Jesus antwortet: "Wer von diesem Wasser trinkt, wird wieder Durst haben; wer aber von dem Wasser trinkt, das ich ihm gebe, wird niemals mehr Durst haben." Hier wechselt Jesus die Ebene. Es geht nicht mehr nur um das Wasser im Brunnen, sondern um das lebendige Wasser: das Leben, das Gott uns schenkt.

Das Bild vom lebendigen Wasser ist kraftvoll und doch herausfordernd. Über Jahrtausende hinweg bewegt uns Menschen die Sehnsucht nach einem Wasser, das nicht versiegt – ein Wasser, das nicht nur den Durst des Körpers stillt, sondern den Durst der Seele. Es ist die Sehnsucht nach einem Leben in Fülle, nach einem Zustand, in dem Krankheit, Leid und Ausweglosigkeit keine Macht mehr über uns haben. Dieses lebendige Wasser steht für Gottes lebensspendende Kraft, die uns erfüllt, erfrischt und verwandelt.

Denken wir an Momente, in denen wir uns "ausgetrocknet" fühlten: erschöpft, leer, ohne Hoffnung. Was für eine Verheißung, dass Gottes Geist wie eine sprudelnde Quelle in uns sein kann! Dieses Wasser schenkt neue Perspektiven, Kraft und eine unerschütterliche Freude, die von äußeren Umständen unabhängig ist. Es ist der große Menschheitstraum: ein Leben ohne Mangel, voller Erfüllung und unvergänglicher Lebenskraft. Jesus lädt uns ein, diesen Traum in der Gemeinschaft mit Gott Wirklichkeit werden zu lassen.

Wo finde ich das lebendige Wasser?

Die Frau am Jakobsbrunnen hat sich sicherlich Ähnliches gefragt: Woher kommt dieses Wasser, das nie versiegt? Wie soll das gehen, ein Wasser, das meinen Durst auf ewig stillt? Auch wir stellen uns diese Fragen. Wir haben Durst nach einem erfüllten Leben, nach Liebe, nach Frieden. Aber oft suchen wir die Erfüllung an Orten, die uns nur kurzzeitig erfrischen – sei es in Erfolg, Konsum oder Anerkennung. Doch das ist kein lebendiges Wasser. Es löscht unseren Durst nicht wirklich.

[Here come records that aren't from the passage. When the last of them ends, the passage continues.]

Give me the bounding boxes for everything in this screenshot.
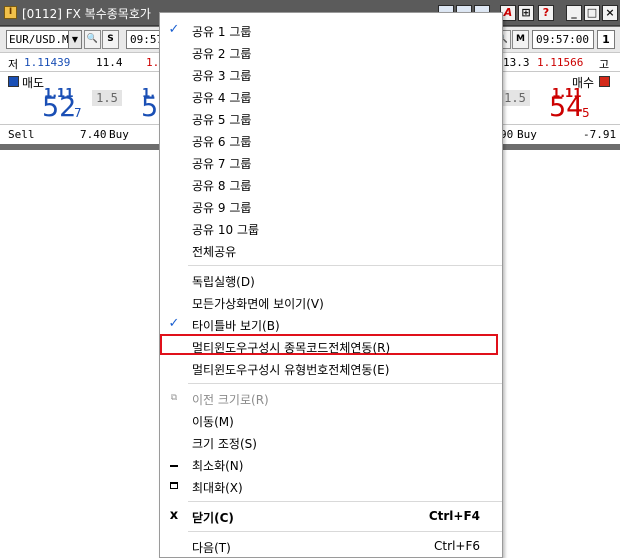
minimize-button[interactable]: _ [566, 5, 582, 21]
app-icon[interactable]: I [4, 6, 17, 19]
menu-item-move[interactable]: 이동(M) [160, 409, 502, 431]
menu-item-share-group-5[interactable]: 공유 5 그룹 [160, 107, 502, 129]
menu-item-show-all-virtual-screens[interactable]: 모든가상화면에 보이기(V) [160, 291, 502, 313]
menu-item-label: 모든가상화면에 보이기(V) [192, 297, 324, 311]
check-icon: ✓ [168, 22, 180, 37]
menu-item-next[interactable]: 다음(T) Ctrl+F6 [160, 535, 502, 557]
menu-item-maximize[interactable]: 최대화(X) [160, 475, 502, 497]
menu-separator [188, 501, 502, 502]
menu-item-share-group-10[interactable]: 공유 10 그룹 [160, 217, 502, 239]
m-toggle-button[interactable]: M [512, 30, 529, 49]
high-value: 1.11566 [537, 56, 584, 69]
search-icon[interactable]: 🔍 [84, 30, 101, 49]
menu-item-share-group-7[interactable]: 공유 7 그룹 [160, 151, 502, 173]
maximize-button[interactable]: □ [584, 5, 600, 21]
close-button[interactable]: × [602, 5, 618, 21]
menu-separator [188, 265, 502, 266]
menu-item-restore: ⧉ 이전 크기로(R) [160, 387, 502, 409]
check-icon: ✓ [168, 316, 180, 331]
menu-item-minimize[interactable]: 최소화(N) [160, 453, 502, 475]
menu-item-share-all[interactable]: 전체공유 [160, 239, 502, 261]
sell-trunc-big[interactable]: 5 [141, 92, 158, 123]
menu-item-label: 공유 4 그룹 [192, 91, 252, 105]
buy-text: Buy [109, 128, 129, 141]
menu-item-link-type-number[interactable]: 멀티윈도우구성시 유형번호전체연동(E) [160, 357, 502, 379]
menu-item-shortcut: Ctrl+F4 [428, 509, 480, 523]
buy-arrow-icon[interactable] [599, 76, 610, 87]
menu-item-label: 이전 크기로(R) [192, 393, 269, 407]
menu-separator [188, 383, 502, 384]
sell-price-small: 7 [74, 106, 82, 120]
buy-price-small: 5 [582, 106, 590, 120]
grid-icon[interactable]: ⊞ [518, 5, 534, 21]
low-value: 1.11439 [24, 56, 71, 69]
menu-item-label: 최대화(X) [192, 481, 243, 495]
menu-item-close[interactable]: x 닫기(C) Ctrl+F4 [160, 505, 502, 527]
menu-item-label: 공유 8 그룹 [192, 179, 252, 193]
menu-item-share-group-3[interactable]: 공유 3 그룹 [160, 63, 502, 85]
maximize-icon [166, 477, 182, 495]
menu-item-label: 크기 조정(S) [192, 437, 257, 451]
minimize-icon [166, 455, 182, 473]
s-toggle-button[interactable]: S [102, 30, 119, 49]
buy-pl-value: -7.91 [583, 128, 617, 141]
count-box[interactable]: 1 [597, 30, 615, 49]
menu-item-show-titlebar[interactable]: ✓ 타이틀바 보기(B) [160, 313, 502, 335]
sell-text: Sell [8, 128, 35, 141]
menu-item-link-symbol-code[interactable]: 멀티윈도우구성시 종목코드전체연동(R) [160, 335, 502, 357]
mid-trunc: 1. [146, 56, 160, 69]
menu-item-label: 닫기(C) [192, 511, 234, 525]
menu-item-share-group-2[interactable]: 공유 2 그룹 [160, 41, 502, 63]
time-right: 09:57:00 [532, 30, 594, 49]
close-icon: x [169, 508, 179, 523]
menu-item-label: 전체공유 [192, 245, 237, 259]
menu-item-shortcut: Ctrl+F6 [434, 539, 480, 553]
menu-item-label: 공유 7 그룹 [192, 157, 252, 171]
spread-right: 1.5 [500, 90, 530, 106]
high-label: 고 [599, 58, 610, 71]
menu-item-label: 공유 1 그룹 [192, 25, 252, 39]
menu-item-label: 공유 10 그룹 [192, 223, 260, 237]
menu-item-share-group-6[interactable]: 공유 6 그룹 [160, 129, 502, 151]
window-title: [0112] FX 복수종목호가 [22, 7, 151, 21]
right-value: 13.3 [503, 56, 530, 69]
right-buy-text: Buy [517, 128, 537, 141]
menu-item-resize[interactable]: 크기 조정(S) [160, 431, 502, 453]
menu-item-standalone[interactable]: 독립실행(D) [160, 269, 502, 291]
menu-item-label: 타이틀바 보기(B) [192, 319, 280, 333]
menu-item-label: 공유 6 그룹 [192, 135, 252, 149]
sell-arrow-icon[interactable] [8, 76, 19, 87]
sell-label[interactable]: 매도 [22, 74, 44, 91]
context-menu: ✓ 공유 1 그룹 공유 2 그룹 공유 3 그룹 공유 4 그룹 공유 5 그… [159, 12, 503, 558]
buy-price-big[interactable]: 54 [549, 92, 583, 123]
menu-item-label: 최소화(N) [192, 459, 244, 473]
restore-icon: ⧉ [170, 393, 178, 403]
menu-item-share-group-4[interactable]: 공유 4 그룹 [160, 85, 502, 107]
menu-item-label: 공유 9 그룹 [192, 201, 252, 215]
spread-left: 1.5 [92, 90, 122, 106]
help-button[interactable]: ? [538, 5, 554, 21]
menu-item-label: 멀티윈도우구성시 종목코드전체연동(R) [192, 341, 391, 355]
menu-item-share-group-9[interactable]: 공유 9 그룹 [160, 195, 502, 217]
mid-value: 11.4 [96, 56, 123, 69]
menu-item-label: 이동(M) [192, 415, 234, 429]
chevron-down-icon[interactable]: ▼ [68, 30, 82, 49]
sell-price-big[interactable]: 52 [42, 92, 76, 123]
menu-item-label: 공유 2 그룹 [192, 47, 252, 61]
menu-item-share-group-8[interactable]: 공유 8 그룹 [160, 173, 502, 195]
menu-item-label: 공유 5 그룹 [192, 113, 252, 127]
menu-item-label: 공유 3 그룹 [192, 69, 252, 83]
menu-item-label: 독립실행(D) [192, 275, 255, 289]
menu-item-label: 다음(T) [192, 541, 231, 555]
sell-pl-value: 7.40 [80, 128, 107, 141]
low-label: 저 [8, 58, 19, 71]
menu-separator [188, 531, 502, 532]
menu-item-share-group-1[interactable]: ✓ 공유 1 그룹 [160, 19, 502, 41]
menu-item-label: 멀티윈도우구성시 유형번호전체연동(E) [192, 363, 390, 377]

Jesus zeigt uns eine andere Quelle. Dieses lebendige Wasser ist kein physisches Wasser, sondern eine Beziehung zu Gott, die alles in unserem Leben verändert. Es ist Gottes Geist, der in uns wohnt, der uns Kraft gibt, wenn wir schwach sind, und Trost, wenn wir verzweifelt sind. Es ist die Erfahrung, dass Gott uns liebt und uns mit Sinn erfüllt – eine Liebe, die nichts und niemand zerstören kann.

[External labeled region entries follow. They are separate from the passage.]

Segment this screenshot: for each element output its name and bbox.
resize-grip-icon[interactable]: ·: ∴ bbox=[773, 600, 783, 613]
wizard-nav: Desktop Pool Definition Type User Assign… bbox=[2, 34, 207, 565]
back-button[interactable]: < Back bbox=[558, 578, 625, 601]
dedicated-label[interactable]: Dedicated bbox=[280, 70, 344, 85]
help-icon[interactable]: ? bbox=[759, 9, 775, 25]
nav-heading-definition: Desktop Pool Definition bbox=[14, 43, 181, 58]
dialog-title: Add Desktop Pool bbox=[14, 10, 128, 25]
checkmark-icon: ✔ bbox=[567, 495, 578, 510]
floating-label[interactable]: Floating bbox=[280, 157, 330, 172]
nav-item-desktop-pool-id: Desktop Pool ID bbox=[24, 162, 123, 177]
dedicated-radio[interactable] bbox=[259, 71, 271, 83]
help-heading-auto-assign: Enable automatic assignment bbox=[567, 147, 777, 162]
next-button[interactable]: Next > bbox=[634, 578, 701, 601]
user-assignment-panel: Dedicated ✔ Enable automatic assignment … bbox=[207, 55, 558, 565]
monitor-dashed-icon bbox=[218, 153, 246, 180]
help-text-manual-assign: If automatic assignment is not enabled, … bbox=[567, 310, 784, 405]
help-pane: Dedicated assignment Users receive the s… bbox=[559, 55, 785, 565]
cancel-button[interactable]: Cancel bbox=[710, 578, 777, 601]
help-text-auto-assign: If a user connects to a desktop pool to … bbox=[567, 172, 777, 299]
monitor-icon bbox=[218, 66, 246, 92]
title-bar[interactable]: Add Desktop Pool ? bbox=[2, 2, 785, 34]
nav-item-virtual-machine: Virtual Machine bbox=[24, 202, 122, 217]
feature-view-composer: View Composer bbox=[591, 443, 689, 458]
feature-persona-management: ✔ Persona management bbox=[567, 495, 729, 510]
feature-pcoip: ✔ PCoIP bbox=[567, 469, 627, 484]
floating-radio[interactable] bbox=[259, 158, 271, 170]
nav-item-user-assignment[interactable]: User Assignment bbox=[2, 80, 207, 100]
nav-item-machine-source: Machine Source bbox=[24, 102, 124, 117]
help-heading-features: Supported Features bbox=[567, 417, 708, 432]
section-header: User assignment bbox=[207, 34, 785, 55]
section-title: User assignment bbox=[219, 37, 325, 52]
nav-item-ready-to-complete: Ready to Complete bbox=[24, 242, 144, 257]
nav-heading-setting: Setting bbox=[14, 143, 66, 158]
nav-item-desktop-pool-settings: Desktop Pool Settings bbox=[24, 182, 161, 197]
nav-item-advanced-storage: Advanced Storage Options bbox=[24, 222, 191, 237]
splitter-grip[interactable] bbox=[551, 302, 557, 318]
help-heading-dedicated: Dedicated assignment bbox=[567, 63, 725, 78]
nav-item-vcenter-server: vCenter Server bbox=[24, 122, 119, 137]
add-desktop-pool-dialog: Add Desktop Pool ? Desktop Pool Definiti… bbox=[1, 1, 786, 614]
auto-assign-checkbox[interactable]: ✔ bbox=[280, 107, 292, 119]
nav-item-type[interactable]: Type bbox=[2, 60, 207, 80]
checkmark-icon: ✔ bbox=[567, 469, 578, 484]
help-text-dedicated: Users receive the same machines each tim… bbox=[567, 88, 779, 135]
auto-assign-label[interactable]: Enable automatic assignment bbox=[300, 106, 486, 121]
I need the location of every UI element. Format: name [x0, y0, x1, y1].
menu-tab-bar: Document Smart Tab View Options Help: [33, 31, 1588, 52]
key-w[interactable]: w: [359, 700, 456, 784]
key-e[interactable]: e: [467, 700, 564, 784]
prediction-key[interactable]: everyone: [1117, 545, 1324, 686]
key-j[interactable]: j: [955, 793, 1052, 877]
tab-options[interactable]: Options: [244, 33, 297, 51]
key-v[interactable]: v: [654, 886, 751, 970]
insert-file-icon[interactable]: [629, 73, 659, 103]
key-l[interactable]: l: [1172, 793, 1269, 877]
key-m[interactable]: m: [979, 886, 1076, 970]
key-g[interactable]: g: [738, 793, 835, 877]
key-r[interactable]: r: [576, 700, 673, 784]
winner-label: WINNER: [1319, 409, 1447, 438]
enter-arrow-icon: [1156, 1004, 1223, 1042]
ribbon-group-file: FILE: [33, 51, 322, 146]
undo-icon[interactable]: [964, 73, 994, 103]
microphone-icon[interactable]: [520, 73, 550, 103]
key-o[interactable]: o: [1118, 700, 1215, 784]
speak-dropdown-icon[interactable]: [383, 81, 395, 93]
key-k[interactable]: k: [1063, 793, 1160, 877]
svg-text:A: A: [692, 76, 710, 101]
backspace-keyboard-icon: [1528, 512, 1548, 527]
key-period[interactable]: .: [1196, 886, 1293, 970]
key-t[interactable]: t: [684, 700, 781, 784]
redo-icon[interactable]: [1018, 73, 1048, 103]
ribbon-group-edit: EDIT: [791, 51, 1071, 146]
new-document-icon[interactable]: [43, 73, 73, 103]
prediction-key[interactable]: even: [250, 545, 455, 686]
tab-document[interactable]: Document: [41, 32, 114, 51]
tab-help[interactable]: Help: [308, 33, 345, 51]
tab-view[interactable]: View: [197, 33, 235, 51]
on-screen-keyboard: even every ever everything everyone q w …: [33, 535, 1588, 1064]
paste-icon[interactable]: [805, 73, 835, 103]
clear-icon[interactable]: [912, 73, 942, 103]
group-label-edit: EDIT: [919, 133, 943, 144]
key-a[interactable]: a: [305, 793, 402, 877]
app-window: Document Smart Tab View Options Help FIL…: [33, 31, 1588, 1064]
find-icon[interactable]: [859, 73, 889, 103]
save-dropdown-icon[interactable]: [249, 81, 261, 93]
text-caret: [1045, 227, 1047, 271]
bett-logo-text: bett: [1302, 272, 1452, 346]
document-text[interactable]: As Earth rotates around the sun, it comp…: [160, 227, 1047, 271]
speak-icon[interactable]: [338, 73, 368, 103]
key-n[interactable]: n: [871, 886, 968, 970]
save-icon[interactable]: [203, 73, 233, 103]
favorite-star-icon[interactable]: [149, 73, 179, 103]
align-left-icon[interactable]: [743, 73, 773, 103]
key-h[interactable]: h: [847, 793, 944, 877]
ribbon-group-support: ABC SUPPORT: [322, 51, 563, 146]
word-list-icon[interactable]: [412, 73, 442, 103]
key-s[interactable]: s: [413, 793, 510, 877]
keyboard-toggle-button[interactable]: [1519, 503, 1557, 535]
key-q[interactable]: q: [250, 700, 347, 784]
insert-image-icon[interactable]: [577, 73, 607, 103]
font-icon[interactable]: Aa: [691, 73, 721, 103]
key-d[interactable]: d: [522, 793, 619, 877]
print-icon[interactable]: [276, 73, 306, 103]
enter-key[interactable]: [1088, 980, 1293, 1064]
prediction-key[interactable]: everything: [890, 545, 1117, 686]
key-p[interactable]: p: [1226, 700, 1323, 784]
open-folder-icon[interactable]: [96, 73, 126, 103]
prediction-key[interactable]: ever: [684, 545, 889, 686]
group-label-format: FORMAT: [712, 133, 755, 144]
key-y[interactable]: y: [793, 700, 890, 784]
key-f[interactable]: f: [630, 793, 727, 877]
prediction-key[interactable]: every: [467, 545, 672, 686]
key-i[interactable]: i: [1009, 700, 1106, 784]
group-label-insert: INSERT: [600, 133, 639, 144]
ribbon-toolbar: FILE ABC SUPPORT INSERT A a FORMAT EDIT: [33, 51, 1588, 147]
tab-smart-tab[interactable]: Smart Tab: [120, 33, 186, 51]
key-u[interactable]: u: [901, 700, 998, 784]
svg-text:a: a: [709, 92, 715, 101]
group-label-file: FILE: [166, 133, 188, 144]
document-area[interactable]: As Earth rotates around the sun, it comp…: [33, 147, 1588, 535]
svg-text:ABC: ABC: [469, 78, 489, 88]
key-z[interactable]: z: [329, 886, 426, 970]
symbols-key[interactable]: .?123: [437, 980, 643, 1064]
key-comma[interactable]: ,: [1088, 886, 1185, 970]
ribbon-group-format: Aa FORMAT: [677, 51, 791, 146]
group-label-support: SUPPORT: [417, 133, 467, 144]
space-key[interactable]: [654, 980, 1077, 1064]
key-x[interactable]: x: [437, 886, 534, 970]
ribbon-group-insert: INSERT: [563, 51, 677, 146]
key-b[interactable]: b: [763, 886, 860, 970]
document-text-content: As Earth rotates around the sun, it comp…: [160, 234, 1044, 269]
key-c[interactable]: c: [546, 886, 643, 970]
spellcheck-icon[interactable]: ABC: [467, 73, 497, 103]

Aber das bedeutet nicht, dass wir auf einmal keine Probleme oder Herausforderungen mehr haben. Das Wasser, das Jesus gibt, fließt oft gerade durch die Wüsten unseres Lebens: durch schwierige Zeiten, durch Zweifel und durch die Frage, wo Gott ist, wenn wir ihn am meisten brauchen. Doch genau dort zeigt sich die Kraft dieses lebendigen Wassers. Es geht nicht um ein Leben ohne Durst, sondern darum, dass wir eine Quelle haben, die uns immer wieder neues Leben schenkt – mitten in der Realität unseres Alltags.



Die Einladung

Die Frau am Brunnen ist nicht perfekt. Ihre Vergangenheit ist gezeichnet von gebrochenen Beziehungen. Aber Jesus lädt sie trotzdem ein, dieses lebendige Wasser zu empfangen. Er sieht sie nicht nur, wie sie ist, sondern wie sie durch Gottes Liebe sein kann.

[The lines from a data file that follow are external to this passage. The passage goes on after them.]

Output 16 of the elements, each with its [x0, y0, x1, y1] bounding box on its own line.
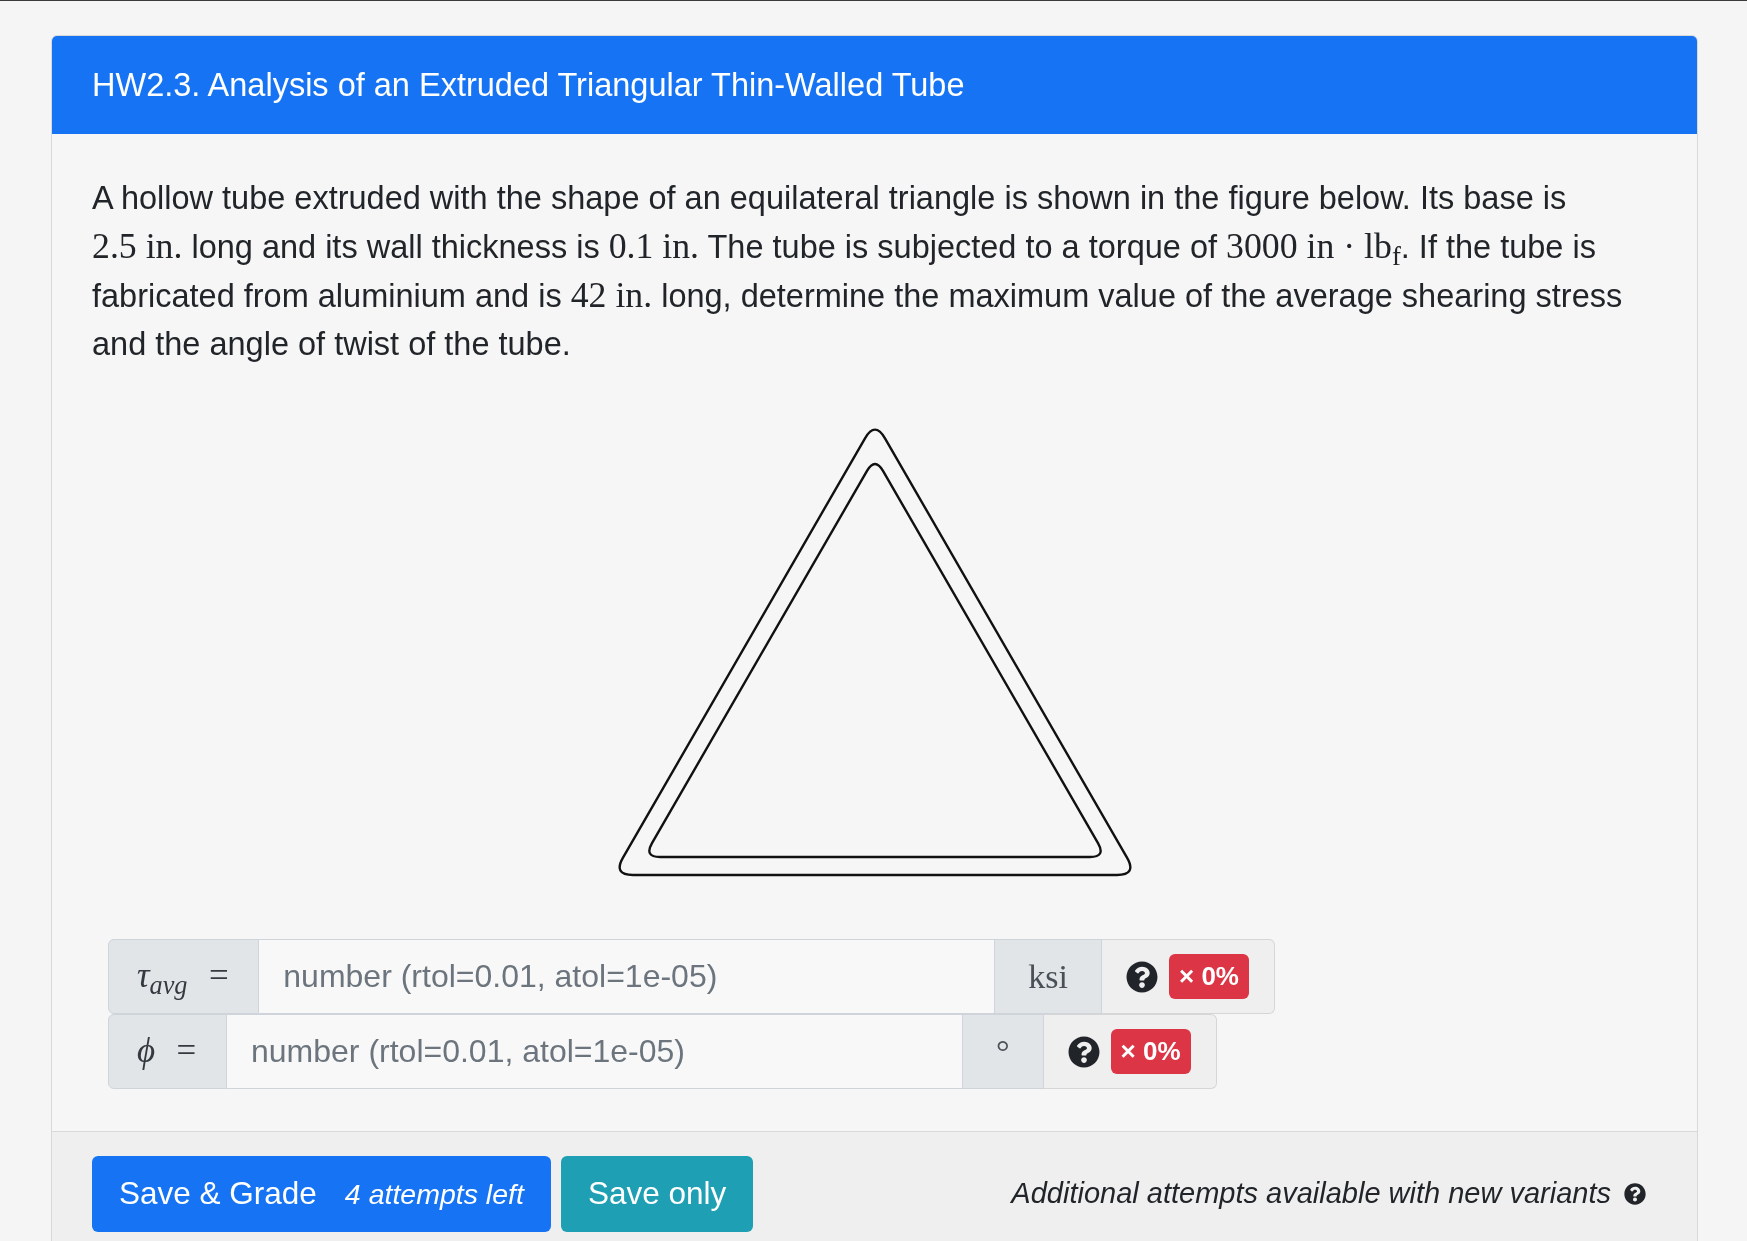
score-badge: × 0% — [1169, 954, 1249, 999]
save-and-grade-button[interactable]: Save & Grade 4 attempts left — [92, 1156, 551, 1232]
problem-title: HW2.3. Analysis of an Extruded Triangular Thin-Walled Tube — [92, 65, 965, 105]
attempts-note: Additional attempts available with new variants — [1011, 1176, 1611, 1212]
variable-label: τ$_{avg}$ = — [108, 939, 260, 1014]
unit-label: ksi — [994, 939, 1102, 1014]
help-icon[interactable] — [1624, 1183, 1646, 1205]
save-only-button[interactable]: Save only — [560, 1156, 754, 1232]
problem-statement: A hollow tube extruded with the shape of an equilateral triangle is shown in the figure below. Its base is 2.5 in. long and its wall thickness is 0.1 in. The tube is subjected to a torque of 3000 in · lb$_{f}$. If the tube is fabricated from aluminium and is 42 in. long, determine the maximum value of the average shearing stress and the angle of twist of the tube. — [92, 179, 1624, 364]
help-icon[interactable] — [1126, 960, 1158, 993]
answer-input[interactable]: number (rtol=0.01, atol=1e-05) — [227, 1014, 962, 1089]
unit-label: ° — [962, 1014, 1044, 1089]
score-badge: × 0% — [1110, 1029, 1191, 1074]
answer-input[interactable]: number (rtol=0.01, atol=1e-05) — [259, 939, 995, 1014]
help-icon[interactable] — [1067, 1035, 1100, 1068]
variable-label: ϕ = — [108, 1014, 227, 1089]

Diese Einladung gilt uns allen. Gott wartet auf uns, selbst wenn wir uns unwürdig fühlen. Er möchte, dass wir zu ihm kommen, mit all unserem Durst nach Liebe, Sinn und Leben.


Herausforderung für uns

Am Ende der Geschichte wird klar, dass diese Begegnung nicht nur die Frau verändert hat. Sie wird zur Botschafterin, die ihr Dorf einlädt: "Kommt und seht!" Die Einladung, die sie empfangen hat, gibt sie weiter.

Auch wir sind eingeladen, diesen Durst nach Gott in unserem Leben zu stillen und diese Freude weiterzugeben. Wo können wir Menschen in unserer Umgebung "lebendiges Wasser" anbieten? Wo können wir Mut fassen und sagen: "Kommt und seht"?

Die Frage: "Was muss ich tun, damit ich das lebendige Wasser finde, das ich das ewige Leben erlange?", hat Menschen in biblischen Zeiten bewegt, Jesus zu suchen. Sie bewegt auch uns heute – innerhalb und außerhalb unserer Kirchen und Gemeinden. Was müssen wir tun, damit wir Gottes Schöpfung nicht zerstören und unser gefährdetes Leben in Gottes Ewigkeit bewahrt bleibt?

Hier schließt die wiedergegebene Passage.